In the context of User Experience (UX) activities, the visual representation of a website/application is called a network and consists of list activities and priorities. This visual representation allows each part to be related to the whole, allowing the website/application to be easily understood. It is essential that the priority relationships between the activities involved in the project are clearly defined and identified.To be able to achieve this, it’s always advisable to develop a clearly defined and detailed strategy, organize your thoughts and break the project into stages. Each stage has its specific steps, rules, and principles you need to follow to deliver the positive outcome efficiently.
In order to create the critical path the following questions should be answered:
What action you want your users to take? What you want them to do on your website/application?
What elements you want to display on the website/application?
Triggered by the answers, prioritize elements you wish to view, by visual importance. What’s the most important thing on the site? What’s the second most important? The third; and so on. Use wireframes (basic layout and structural guidelines) to connect the visual representation of a website/application to its information architecture.
Some tips for implementing critical paths in design
To create a great Navigation, the information architecture (IA) and the hierarchy of the website must support it. As the sitemap is developed, strive for “flat navigation,” where the user can access the deepest nested page in the site within one to two clicks.

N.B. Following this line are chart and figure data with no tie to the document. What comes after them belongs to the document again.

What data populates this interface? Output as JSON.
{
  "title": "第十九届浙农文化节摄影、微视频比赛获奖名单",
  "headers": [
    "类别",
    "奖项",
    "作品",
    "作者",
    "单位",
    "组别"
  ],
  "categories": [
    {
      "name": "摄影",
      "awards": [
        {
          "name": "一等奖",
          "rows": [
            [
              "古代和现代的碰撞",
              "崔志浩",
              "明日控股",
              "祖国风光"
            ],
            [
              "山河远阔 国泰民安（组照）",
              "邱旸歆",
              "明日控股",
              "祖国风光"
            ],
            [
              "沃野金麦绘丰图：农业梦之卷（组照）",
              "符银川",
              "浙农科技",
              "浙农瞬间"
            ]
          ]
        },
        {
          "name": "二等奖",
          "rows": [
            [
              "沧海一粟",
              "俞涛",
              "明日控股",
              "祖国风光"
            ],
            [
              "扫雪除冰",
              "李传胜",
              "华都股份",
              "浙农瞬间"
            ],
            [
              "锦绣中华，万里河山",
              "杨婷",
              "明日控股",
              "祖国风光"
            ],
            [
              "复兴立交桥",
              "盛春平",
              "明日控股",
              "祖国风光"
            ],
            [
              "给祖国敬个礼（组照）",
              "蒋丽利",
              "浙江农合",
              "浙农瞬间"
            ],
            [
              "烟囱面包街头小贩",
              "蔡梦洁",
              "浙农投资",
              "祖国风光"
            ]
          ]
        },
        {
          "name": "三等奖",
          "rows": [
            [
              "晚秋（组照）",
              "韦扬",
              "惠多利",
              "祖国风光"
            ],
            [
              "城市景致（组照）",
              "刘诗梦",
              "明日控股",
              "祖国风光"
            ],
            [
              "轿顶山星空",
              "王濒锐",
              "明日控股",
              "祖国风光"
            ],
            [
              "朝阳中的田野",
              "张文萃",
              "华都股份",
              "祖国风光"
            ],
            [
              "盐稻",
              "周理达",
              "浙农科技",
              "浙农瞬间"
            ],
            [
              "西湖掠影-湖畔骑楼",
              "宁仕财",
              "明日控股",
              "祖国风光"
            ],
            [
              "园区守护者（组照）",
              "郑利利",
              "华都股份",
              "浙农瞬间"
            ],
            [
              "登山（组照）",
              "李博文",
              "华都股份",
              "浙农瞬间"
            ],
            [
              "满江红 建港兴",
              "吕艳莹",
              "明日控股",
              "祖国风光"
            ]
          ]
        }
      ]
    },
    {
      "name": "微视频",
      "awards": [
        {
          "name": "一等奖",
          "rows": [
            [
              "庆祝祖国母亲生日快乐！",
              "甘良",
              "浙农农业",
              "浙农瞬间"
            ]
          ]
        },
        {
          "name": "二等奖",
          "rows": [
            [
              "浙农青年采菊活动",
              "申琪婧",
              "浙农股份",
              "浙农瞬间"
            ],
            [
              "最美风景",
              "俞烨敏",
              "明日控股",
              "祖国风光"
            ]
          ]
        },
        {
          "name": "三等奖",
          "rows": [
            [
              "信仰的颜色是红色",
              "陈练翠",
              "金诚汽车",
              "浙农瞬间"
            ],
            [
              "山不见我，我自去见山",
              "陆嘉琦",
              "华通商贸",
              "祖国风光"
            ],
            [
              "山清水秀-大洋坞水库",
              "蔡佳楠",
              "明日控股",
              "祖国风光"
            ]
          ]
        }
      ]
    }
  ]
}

Use links labels and concepts that are meaningful, understandable, and easily differentiated by users. Users should be able to look at each link and learn something about the link’s destination.
Buttons communicate actions that users can take. Buttons allow users to take actions, and make choices, with a single click. They are typically placed throughout the page interface, and they should be easily findable and identifiable while indicating the action they allow a user to complete.
Icons can be a great addition to design and would strongly recommend using them in context to communicate something. They are easily recognizable and easy to remember.
Forms are extremely useful tools for gathering user information and encouraging interaction on the site.
Prototype - The goal of prototyping is to create a user interface that looks and behaves as if it's been fully implemented. In reality, the prototype will support only specific critical user path but because we ask users to carry out these very tasks they often believe they are working with a real website/application.
Observe users in action
Measuring how successful UX cannot be left until the final website/application is complete and ready for launch. The key to an effective user-friendly site is testing each stage of the path during the design, development and implementation process. User testing is critical to UX activities.User testing means giving one or more users access to a website or prototype and observing how they behave when using it. The purpose of this is to discover problems and gain insights that can be used to improve the final website/application.Of course, in the real world, time and budget limitations will undoubtedly have an impact on how much you can test, but our goal should always be to maximize testing, in whichever way you can.